Tom Smart, Deseret News
BYU coach Jeff Judkins an assistant coach at University of Utah and at BYU before taking the helm in 2001.

In his 10th season as head coach of the BYU women's basketball team, Jeff Judkins has compiled a 194-106 record. Judkins -- who was selected in the second round of the NBA draft by the Boston Celtics (the same year Boston drafted Larry Bird) -- spent five years in the NBA. After his playing days, he was an assistant coach at University of Utah and at BYU before taking the helm in 2001. After Saturday's win over New Mexico, the Cougars stand at 14-7 overall, and 6-1 in Mountain West Conference play. Judkins shares his thoughts about different coaching styles, the importance of senior leadership and the legacy he hopes to leave at BYU.

When did you first know you wanted to be a coach?

Probably when I was in high school. I was coach by Larry Maxwell (at Highland High), and I saw how much he influenced my life. I didn't know yet at what level I wanted to coach, but I knew I wanted to be able to do that. Later, when I got into the NBA, I was able to see different coaches and how they did things.

You're closing in on 200 victories at BYU. How much do those milestones mean to you?

Each coach takes it day by day, game by game, and I just try to do whatever I can to improve my team. When it's all over, I want to look back and know that I did my best. Wins help — when you're winning, people think you're doing a good job. I've been blessed; I've had really good players and really good assistant coaches, and that makes winning possible. Without them I wouldn't have any wins.

How has your playing career and past coaching experience helped to prepare you for this job?
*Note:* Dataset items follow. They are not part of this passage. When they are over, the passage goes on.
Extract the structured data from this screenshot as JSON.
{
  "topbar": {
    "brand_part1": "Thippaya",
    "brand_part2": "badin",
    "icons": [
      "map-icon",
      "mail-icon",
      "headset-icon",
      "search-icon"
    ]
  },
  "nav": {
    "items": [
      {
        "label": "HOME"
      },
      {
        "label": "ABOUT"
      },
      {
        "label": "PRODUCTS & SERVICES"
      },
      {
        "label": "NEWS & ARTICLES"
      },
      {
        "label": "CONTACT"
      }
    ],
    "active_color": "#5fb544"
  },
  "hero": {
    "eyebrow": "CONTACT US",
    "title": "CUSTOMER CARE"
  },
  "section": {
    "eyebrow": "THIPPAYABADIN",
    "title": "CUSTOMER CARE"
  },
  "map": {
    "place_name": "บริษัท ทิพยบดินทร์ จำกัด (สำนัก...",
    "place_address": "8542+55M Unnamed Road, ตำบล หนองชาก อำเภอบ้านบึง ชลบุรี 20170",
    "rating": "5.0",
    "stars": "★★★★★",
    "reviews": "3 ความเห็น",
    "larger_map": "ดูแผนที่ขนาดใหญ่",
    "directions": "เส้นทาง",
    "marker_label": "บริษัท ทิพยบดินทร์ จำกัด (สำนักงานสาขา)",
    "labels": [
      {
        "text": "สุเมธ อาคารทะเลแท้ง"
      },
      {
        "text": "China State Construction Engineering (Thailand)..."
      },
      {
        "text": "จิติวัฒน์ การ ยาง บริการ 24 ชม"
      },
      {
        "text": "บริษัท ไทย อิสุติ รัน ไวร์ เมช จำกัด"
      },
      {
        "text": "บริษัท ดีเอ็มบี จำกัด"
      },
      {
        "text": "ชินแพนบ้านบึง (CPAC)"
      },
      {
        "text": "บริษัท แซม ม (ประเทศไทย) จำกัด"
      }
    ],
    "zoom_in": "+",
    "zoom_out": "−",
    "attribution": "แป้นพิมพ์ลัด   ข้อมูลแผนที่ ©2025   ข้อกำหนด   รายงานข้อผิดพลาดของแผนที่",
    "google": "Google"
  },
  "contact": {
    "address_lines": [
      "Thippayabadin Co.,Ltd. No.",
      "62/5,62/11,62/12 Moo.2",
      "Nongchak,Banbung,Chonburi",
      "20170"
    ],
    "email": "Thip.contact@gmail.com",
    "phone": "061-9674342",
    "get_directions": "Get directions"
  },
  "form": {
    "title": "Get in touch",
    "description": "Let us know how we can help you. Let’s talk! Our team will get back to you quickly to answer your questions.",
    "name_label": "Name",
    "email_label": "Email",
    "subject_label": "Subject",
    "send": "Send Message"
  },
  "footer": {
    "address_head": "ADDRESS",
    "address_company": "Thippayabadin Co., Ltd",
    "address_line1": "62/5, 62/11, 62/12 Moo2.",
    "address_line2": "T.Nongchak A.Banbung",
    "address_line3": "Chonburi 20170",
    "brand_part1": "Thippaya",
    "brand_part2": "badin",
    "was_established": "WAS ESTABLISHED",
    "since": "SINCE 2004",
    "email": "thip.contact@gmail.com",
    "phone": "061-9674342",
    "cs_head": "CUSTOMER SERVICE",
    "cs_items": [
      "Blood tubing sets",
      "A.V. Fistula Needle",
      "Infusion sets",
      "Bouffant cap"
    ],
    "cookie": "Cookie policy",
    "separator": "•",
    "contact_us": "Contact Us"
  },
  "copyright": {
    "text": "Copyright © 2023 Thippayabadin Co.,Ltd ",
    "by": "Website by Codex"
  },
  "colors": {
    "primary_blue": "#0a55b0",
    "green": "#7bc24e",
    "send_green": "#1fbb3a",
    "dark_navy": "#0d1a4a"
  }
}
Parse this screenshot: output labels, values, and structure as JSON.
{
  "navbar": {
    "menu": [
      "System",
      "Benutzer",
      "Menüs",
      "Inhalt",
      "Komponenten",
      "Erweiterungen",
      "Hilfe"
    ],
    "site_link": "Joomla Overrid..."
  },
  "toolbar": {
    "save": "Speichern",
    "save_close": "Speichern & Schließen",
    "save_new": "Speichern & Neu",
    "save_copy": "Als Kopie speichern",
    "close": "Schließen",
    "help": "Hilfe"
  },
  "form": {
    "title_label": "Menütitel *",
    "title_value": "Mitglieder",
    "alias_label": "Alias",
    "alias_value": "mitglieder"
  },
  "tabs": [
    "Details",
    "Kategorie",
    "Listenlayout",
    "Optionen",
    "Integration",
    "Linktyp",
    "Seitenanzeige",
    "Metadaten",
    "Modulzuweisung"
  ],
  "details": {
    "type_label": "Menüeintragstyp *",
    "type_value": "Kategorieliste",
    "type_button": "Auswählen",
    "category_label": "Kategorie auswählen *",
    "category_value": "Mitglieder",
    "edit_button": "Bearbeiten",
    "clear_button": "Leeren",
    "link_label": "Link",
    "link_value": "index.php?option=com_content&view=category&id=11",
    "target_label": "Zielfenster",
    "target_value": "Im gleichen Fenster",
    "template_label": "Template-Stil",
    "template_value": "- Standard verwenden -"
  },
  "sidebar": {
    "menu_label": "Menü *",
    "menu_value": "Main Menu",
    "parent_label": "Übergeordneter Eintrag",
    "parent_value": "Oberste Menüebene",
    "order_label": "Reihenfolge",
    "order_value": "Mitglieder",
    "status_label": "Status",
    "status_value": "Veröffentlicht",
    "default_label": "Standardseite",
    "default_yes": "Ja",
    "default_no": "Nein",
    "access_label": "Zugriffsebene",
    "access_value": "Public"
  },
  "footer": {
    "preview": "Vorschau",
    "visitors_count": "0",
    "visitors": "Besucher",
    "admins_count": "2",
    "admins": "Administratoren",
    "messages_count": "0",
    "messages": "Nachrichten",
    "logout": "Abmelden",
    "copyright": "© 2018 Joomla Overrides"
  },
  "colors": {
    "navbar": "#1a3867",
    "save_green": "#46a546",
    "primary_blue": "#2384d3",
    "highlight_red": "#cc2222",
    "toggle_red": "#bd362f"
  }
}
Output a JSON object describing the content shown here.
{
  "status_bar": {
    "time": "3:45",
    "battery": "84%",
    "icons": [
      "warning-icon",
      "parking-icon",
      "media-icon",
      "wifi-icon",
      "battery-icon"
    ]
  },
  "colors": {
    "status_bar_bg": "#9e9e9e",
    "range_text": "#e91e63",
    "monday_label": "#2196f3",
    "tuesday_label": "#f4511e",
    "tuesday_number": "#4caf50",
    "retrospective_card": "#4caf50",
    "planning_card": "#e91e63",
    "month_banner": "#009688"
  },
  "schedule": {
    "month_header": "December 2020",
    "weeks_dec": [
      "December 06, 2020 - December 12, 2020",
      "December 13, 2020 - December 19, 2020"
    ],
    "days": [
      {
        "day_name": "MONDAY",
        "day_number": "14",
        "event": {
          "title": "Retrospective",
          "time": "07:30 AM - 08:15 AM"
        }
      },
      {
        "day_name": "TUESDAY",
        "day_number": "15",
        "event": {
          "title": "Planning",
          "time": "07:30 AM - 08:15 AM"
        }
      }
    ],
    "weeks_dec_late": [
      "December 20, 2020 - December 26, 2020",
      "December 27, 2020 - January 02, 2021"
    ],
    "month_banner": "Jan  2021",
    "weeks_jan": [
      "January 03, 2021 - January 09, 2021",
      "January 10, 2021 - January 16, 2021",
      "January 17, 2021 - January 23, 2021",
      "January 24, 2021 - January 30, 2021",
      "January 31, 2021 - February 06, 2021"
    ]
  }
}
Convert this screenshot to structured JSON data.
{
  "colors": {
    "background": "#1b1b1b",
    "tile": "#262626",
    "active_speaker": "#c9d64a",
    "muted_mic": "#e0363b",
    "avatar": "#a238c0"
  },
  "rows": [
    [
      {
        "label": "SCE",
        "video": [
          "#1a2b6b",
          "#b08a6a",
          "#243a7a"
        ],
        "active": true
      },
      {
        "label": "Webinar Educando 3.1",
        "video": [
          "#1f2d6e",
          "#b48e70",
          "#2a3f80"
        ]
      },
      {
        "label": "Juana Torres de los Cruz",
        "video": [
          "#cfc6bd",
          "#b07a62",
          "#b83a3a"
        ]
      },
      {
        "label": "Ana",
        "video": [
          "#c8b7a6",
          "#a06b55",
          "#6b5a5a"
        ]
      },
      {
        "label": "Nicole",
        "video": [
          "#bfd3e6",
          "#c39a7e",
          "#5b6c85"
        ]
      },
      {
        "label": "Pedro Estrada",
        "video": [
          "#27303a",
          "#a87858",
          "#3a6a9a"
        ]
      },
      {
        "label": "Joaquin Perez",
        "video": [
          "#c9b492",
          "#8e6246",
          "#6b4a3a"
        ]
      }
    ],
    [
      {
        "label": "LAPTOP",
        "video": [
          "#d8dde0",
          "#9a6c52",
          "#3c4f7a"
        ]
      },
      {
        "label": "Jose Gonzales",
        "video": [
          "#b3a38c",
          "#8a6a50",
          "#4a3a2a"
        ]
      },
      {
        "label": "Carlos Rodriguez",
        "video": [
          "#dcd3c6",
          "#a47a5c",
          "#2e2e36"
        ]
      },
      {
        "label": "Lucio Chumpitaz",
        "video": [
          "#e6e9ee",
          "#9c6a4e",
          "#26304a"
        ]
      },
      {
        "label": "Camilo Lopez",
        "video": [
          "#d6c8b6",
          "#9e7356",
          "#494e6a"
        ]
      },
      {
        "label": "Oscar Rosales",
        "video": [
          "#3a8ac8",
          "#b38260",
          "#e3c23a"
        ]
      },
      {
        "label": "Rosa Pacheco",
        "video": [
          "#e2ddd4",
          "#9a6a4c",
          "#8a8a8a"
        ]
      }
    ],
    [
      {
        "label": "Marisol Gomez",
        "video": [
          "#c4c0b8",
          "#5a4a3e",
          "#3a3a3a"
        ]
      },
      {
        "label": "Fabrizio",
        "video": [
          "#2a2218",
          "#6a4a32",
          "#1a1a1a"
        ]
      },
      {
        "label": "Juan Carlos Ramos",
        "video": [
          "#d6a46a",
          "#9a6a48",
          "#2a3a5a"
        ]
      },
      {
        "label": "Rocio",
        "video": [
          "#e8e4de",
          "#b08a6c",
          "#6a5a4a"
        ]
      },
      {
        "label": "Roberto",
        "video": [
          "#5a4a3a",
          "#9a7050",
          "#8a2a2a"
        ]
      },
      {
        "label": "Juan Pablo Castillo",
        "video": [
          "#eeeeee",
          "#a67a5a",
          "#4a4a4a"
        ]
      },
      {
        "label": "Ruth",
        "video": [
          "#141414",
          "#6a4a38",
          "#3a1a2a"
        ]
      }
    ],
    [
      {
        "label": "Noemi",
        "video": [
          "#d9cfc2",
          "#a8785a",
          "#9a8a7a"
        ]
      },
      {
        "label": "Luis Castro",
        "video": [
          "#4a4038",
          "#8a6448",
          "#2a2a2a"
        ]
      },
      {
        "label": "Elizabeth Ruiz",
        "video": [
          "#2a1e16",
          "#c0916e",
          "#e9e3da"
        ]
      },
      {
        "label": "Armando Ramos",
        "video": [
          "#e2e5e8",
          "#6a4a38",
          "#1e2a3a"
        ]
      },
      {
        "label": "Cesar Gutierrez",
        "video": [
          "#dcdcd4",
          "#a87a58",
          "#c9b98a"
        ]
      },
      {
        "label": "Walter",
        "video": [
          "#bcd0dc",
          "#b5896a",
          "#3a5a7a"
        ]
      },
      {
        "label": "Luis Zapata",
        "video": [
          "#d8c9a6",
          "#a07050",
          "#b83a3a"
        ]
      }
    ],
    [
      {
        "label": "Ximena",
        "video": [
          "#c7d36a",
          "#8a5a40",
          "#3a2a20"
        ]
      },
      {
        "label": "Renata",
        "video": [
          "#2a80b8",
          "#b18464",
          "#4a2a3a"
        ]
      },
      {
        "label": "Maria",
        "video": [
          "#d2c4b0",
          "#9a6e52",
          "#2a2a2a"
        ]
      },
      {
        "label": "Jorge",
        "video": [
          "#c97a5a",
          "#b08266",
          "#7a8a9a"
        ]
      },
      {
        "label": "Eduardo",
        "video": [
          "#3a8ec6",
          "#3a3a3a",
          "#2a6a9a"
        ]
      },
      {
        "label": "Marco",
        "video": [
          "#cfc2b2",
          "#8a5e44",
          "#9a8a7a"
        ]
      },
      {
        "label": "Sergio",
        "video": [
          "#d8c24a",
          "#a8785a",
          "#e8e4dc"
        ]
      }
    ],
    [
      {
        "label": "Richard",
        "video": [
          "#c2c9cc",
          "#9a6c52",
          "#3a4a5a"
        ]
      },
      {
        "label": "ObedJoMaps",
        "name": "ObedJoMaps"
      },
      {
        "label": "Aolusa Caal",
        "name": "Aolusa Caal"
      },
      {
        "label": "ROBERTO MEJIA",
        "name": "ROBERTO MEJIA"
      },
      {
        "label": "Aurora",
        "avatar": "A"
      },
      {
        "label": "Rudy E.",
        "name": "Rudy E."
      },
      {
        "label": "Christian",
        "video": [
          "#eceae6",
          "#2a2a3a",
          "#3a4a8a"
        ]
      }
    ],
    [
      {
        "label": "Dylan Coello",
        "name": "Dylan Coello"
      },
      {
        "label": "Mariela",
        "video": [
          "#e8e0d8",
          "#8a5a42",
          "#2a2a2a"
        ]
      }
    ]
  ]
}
I was coached by a lot of different kinds of coaches. And when I was an assistant, I learned under two coaches that couldn't have been more different. At Utah, Rick Majerus was a talker, a yeller, a screamer. Here, Steve Cleveland was the opposite, talking to the kids. I've always believed that to win championships you need to have defense, and you need to have balance.

You have a lot of upper class leadership on this year's team. How important is that to any basketball team's success?

You don't realize how important it is until you don't have it. They set the stage at practice, and their examples really rub off on the younger kids. I've never really had to motivate these seniors; they've been through a lot and worked hard. This group of seniors play like I did: I would try my best in every situation.

What do you hope to accomplish during your time at BYU?

I hope that when each player leaves BYU they have become a better person and a better basketball player. Secondly, I would hope that they enjoyed the game of basketball. And thirdly, I would hope that they have developed great relationships with their teammates and their coaches. That's what I love about coaching; I don't only get to know them, but I also get to know their families. Those are the relationships that are most important.